The DataMaps package is a fantastic tool for creating dynamic data visualisation maps. A single file contains all of the code needed to build the maps. The maps are created using SVG and may scale to any screen size. Out-of-the-box, the library supports choropleths and bubble maps.
DataMaps demo by Andy Wise.
Include D3.js and Topojson on your page to get started with the maps. After that, simply include the Datamaps.js code and specify a map container. By using the topo.json file found here, you can create a map of any country. The documentation page goes into great detail about how to make choropleths and bubble maps.
For items like labels and popups, the library includes a variety of customization choices. You can also use resizing events to listen to different events and make the maps more responsive.
The Sigma.js package is suitable for creating graphs with hundreds of nodes and edges to render.
Since version 2.0, the library has changed its attention to graph display management. Rendering and interactivity are examples of this. Other libraries are used to manage graph data structures, layout algorithms, and metrics, among other things.

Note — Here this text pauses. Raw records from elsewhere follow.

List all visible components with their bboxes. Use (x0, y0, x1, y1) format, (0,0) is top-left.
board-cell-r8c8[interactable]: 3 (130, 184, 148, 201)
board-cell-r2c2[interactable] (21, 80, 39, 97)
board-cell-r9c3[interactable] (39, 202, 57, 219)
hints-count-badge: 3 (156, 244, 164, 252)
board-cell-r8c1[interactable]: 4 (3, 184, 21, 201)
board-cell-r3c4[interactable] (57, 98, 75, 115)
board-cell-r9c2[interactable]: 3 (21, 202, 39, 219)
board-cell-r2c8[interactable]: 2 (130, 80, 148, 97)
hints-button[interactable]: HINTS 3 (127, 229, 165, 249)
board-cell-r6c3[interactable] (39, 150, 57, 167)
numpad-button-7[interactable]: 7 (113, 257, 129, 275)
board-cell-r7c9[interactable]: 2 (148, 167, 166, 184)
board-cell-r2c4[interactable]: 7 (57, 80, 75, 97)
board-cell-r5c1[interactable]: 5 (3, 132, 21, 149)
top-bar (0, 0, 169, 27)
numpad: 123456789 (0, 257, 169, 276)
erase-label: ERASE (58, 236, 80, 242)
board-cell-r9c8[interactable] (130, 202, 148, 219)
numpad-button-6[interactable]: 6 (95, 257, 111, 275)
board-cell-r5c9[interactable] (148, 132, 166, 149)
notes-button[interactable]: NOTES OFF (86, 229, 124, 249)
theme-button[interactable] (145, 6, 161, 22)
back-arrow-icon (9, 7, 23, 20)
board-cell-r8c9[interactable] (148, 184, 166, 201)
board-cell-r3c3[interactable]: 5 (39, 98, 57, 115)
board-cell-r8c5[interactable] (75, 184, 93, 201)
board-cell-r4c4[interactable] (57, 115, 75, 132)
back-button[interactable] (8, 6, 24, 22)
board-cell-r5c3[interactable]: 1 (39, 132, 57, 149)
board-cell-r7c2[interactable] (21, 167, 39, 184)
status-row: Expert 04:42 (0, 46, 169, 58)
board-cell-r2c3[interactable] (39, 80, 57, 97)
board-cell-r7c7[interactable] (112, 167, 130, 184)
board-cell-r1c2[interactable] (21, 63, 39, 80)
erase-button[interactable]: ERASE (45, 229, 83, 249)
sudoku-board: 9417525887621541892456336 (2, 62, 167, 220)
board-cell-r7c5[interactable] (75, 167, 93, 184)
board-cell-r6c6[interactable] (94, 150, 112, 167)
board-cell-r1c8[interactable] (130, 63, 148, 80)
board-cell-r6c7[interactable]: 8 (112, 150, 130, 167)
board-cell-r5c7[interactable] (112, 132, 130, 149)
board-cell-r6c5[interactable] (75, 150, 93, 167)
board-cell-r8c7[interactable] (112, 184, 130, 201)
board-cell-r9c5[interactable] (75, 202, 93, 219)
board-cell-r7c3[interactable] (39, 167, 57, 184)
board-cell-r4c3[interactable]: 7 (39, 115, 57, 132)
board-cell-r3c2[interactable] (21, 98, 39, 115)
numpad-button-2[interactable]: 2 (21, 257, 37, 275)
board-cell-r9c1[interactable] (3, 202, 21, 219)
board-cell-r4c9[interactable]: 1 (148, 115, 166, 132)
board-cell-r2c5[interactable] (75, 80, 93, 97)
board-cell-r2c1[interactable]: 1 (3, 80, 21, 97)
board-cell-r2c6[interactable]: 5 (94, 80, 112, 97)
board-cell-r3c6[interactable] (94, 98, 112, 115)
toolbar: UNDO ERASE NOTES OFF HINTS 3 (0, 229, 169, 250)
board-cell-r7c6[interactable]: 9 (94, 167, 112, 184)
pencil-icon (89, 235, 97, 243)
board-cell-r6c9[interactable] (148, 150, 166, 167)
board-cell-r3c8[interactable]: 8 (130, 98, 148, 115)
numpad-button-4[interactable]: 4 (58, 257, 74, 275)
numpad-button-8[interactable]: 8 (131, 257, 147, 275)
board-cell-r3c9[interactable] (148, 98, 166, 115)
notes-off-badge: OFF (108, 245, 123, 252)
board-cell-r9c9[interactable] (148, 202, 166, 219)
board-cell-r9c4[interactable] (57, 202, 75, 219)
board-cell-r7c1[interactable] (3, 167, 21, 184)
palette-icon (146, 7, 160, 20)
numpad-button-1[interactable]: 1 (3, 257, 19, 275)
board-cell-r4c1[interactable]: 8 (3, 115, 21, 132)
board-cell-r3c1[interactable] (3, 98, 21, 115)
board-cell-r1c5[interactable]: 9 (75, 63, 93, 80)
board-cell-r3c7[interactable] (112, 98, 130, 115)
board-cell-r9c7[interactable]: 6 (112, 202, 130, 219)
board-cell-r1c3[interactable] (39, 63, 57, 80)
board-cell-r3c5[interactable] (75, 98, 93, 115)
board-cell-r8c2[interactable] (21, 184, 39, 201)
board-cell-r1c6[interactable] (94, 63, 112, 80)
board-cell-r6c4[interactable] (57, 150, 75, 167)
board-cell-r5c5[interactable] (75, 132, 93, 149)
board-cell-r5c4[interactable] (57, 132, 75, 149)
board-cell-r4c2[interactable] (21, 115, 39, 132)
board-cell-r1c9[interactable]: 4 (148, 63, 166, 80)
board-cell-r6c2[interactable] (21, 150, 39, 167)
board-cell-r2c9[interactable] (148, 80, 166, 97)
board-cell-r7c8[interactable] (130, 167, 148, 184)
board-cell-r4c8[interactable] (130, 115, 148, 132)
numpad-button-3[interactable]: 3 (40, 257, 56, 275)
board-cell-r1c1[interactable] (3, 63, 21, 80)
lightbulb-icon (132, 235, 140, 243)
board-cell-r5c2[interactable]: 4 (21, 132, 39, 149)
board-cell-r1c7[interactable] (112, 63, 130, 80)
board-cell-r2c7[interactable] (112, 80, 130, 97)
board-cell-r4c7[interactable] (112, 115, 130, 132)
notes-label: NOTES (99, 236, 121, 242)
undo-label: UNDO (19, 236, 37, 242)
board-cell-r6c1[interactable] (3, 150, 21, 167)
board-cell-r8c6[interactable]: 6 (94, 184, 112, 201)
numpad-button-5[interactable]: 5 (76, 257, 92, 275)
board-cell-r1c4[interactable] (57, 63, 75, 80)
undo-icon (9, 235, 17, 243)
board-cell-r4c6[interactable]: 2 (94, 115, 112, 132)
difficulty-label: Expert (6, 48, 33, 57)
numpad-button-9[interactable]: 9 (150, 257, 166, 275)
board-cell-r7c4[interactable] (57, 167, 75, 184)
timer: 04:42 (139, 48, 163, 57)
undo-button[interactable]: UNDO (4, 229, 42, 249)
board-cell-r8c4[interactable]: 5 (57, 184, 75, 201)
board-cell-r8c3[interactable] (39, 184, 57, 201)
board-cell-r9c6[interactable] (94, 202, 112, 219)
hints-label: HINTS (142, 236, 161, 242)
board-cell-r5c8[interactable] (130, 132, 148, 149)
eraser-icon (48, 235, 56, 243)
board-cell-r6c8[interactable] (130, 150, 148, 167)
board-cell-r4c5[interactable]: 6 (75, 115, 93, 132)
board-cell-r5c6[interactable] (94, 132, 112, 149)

WebGL is used to render graphs in Sigma.js. When drawing larger graphs, this gives you a performance edge over SVG and canvas. However, there is a disadvantage in that modifying the graphs becomes more difficult. The library includes a React wrapper, allowing you to utilise it within your React apps.
Sigma is wonderful for huge graphs, however, D3.js is a better option if your graphs will only have a few hundred nodes or if you wish to tweak them extensively.
You may use the deck.gl package to graphically evaluate huge datasets. It’s built on WebGL and strives to be extremely fast. When it comes to visualising the data you give it, it takes a layered approach.
Deck.gl demo by Andy Wise.
Existing layers are combined to create complex visuals. The deck has layers. gl is a visualisation type that accepts a data collection and assigns positions, colours, and extrusions to it before showing it on a map. You can use the same data to render numerous layers. Bitmaps, columns, and contours are some of the well-tested and supported layer types in the library.
For enhanced efficiency, the library makes use of the device’s GPU to conduct high-precision computations. The library can be used directly in your website, but it also works with the React framework. It’s also simple to interface with major base map services such as Google Maps, Mapbox, and ArcGIS.
Just look at some of the samples on the website and you’ll be blown away.
Cytoscape.js is a graph theory library that aims to make data display and analysis for programmers and scientists as simple as feasible. It makes it simple to model and visualise relational data.
Cytoscape demo by Justin Mathieu.
The library includes important functions that allow users to interact with various graphs. You can then listen to those user events and, if necessary, take appropriate action. It’s compatible with both desktop and mobile browsers. In fact, it supports movements like pinch-to-zoom and panning right out of the box.
Cytoscape is highly optimised for performance and includes a wide range of features such as automatic or manual node positioning, stylesheet-based separation of presentation from actual data, graph theory algorithms, and set theory operations.
You should look over all of the examples on the website and engage with them.
Our Final Thoughts
In a nutshell, D3.js may be used to visualise any type of data. There are also D3.js-based specialist libraries that can help you complete specific tasks more rapidly, such as making charts. Other libraries, such as deck.gl, can assist you in visualising location-based data on maps.
Hopefully, at least one of the libraries listed below will be valuable to you. You can also look through the GitHub repositories for a free data visualisation library.